The inclusive bit is the fact that this art from their private collection can be viewed by the general public, by appointment, of course. The South Asian and diaspora collection has works by Gaganendranath Tagore, Abanindranath Tagore, Rabindranath Tagore, Anish Kapoor, Huma Bhabha, Naeem Mohaiemen, Rana Begum, Raqs Media Collective, Shilpa Gupta, Shahzia Sikander, Novera Ahmed, and Zarina Hashimi. Their international collections include works by Lynda Benglis, Chris Ofili, Alighiero Boetti, Paul Klee, Ettore Spalletti, Cindy Sherman, Marina Abramovic, Ai Weiwei, Pawel Althamer, Mona Hatoum, Philippe Parreno, Dominique Gonzalez-Foerster, Cardiff and Miller, and Anthony McCall.

Speaking to Nadia, she is looking beyond the DAS to Syhlet, where the couple hail from, where a  large part of the works will be installed at Srihatta – the Samdani Art Centre and Sculpture Park opening its first phase in late 2018 which professes to be the first contemporary art institution in Bangladesh.

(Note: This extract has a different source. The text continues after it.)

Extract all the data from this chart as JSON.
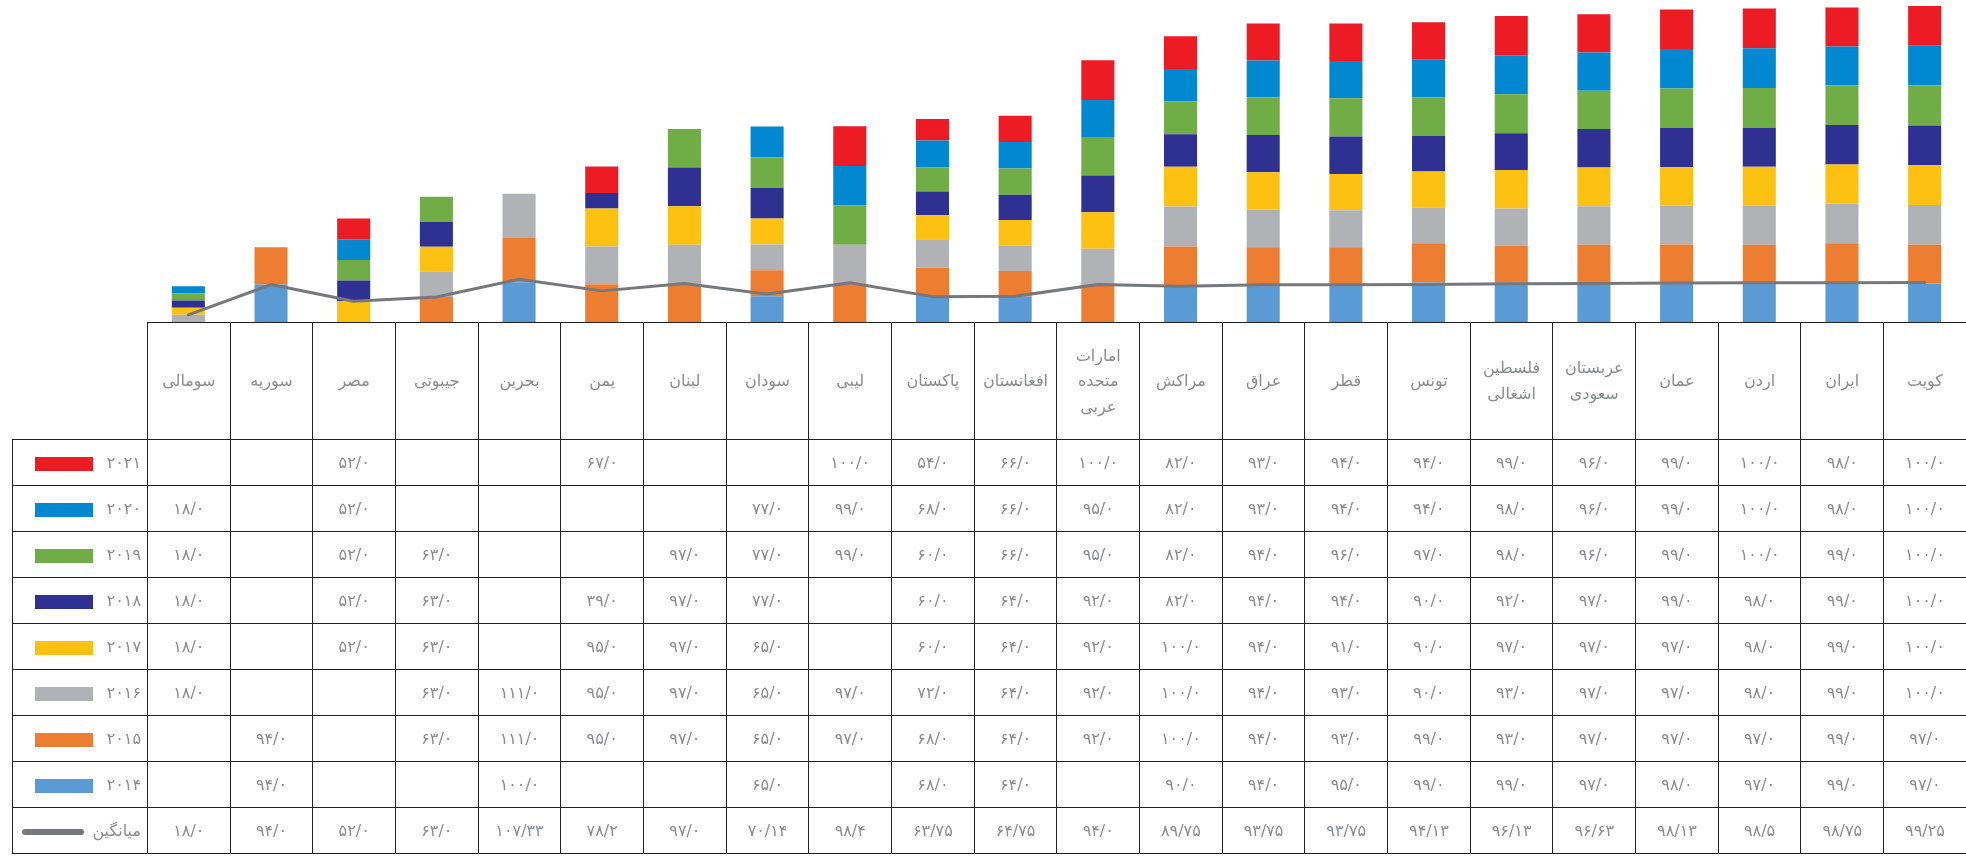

We witnessed the ceremony of the Samdani Art Award, Bangladesh’s premier art award, an internationally recognised platform to showcase the work of young Bangladeshi Artists to an audience of international arts professionals. Through the Samdani Art Award exhibition, which forms part of the program at the Dhaka Art Summit, many of the previously shortlisted artists have gained recognition and been selected to participate in various international exhibitions and residencies. The awards are done in partnership with the Delfina Foundation, London and the winner receives an all-expenses paid, six-week residency at the Delfina. It has been said that a residency there can be a career-defining moment for an artist to develop their ideas, sharpen their practice, and widen their networks.

What kind of costs are we looking at? Two million dollars, we are told to get a summit of this magnitude going. More than this, it has become a kind of artistic pilgrimage for the aficionado.

To give it the gilt-edged compliment it deserves, one can only quote Bunty Chand, the Director of Asia Society, India calling the Dhaka Art Summit as having “set the gold standard for the visual arts in South Asia.”